Study objectives: To assess the utility of ED medical clearance before transfer of pediatric patients on psychiatric holds to inpatient psychiatric facilities, and to evaluate charges associated with ED medical clearance.
Methods: Retrospective study of pediatric psychiatric patients in one urban pediatric ED with 22,000 annual patient visits over an 18-month period. Patients were included if transported to the ED for medical clearance after being placed on an involuntary psychiatric hold in the prehospital setting. Main outcome measures were charges for screening laboratory tests and secondary ambulance transfers and wages for sitters resulting from ED visits for medical screening examinations of patients on psychiatric holds. We also determined what percentage of patients truly warranted a medical screen and the percentage of psychiatric holds overturned, avoiding transfer to a psychiatric hospital.

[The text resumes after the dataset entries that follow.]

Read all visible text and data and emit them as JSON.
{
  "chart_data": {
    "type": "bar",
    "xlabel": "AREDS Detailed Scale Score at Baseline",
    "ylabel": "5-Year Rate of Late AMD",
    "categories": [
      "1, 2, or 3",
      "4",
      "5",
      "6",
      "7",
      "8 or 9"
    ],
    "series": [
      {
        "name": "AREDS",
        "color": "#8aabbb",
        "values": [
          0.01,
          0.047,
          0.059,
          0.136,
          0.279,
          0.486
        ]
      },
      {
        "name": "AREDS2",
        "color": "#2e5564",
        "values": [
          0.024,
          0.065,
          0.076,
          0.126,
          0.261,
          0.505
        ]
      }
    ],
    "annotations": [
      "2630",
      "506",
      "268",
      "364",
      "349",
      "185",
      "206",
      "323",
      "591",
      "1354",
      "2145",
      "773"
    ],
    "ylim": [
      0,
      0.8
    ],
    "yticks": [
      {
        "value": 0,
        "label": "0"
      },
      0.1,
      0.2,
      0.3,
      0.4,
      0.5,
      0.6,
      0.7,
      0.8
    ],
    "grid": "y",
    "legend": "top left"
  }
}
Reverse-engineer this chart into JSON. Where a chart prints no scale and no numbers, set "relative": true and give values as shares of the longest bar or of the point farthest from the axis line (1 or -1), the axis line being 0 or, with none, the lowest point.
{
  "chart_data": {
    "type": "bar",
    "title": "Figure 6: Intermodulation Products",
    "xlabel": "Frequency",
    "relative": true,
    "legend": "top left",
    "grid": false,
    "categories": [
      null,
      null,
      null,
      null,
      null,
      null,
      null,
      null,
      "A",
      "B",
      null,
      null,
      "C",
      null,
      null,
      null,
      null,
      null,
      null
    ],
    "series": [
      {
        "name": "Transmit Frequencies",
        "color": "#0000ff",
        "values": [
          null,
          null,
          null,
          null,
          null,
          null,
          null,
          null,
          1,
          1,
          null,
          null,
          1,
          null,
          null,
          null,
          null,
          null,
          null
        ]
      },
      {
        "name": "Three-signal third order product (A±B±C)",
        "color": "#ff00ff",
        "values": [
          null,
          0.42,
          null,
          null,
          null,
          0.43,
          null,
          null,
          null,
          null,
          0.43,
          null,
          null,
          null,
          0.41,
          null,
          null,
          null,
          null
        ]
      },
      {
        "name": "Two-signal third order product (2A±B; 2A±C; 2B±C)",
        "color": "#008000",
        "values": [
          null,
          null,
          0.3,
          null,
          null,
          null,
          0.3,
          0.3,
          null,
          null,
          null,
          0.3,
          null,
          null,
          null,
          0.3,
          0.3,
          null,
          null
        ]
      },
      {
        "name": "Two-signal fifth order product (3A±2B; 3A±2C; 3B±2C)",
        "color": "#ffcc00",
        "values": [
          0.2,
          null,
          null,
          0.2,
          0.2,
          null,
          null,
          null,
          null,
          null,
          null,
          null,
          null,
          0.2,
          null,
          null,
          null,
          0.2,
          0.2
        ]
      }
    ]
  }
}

Results: There were 789 patients included; 72 (9.1%) were determined to require medical screening. Total charges for laboratory assessments and secondary ambulance transfers and wages for sitters were $1,241,295, or US$17,240 per patient requiring a medical screen. Only 35 (4.4%) holds were overturned in the ED.
Conclusion: Few patients brought to the ED on an involuntary hold required a medical screen. Use of basic criteria in the prehospital setting to determine who required a medical screen (altered mental status, ingestion, hanging, traumatic injury, unrelated medical complaint, rape) could have led to significant savings.
Keywords: medical clearance; pediatric; psychiatry.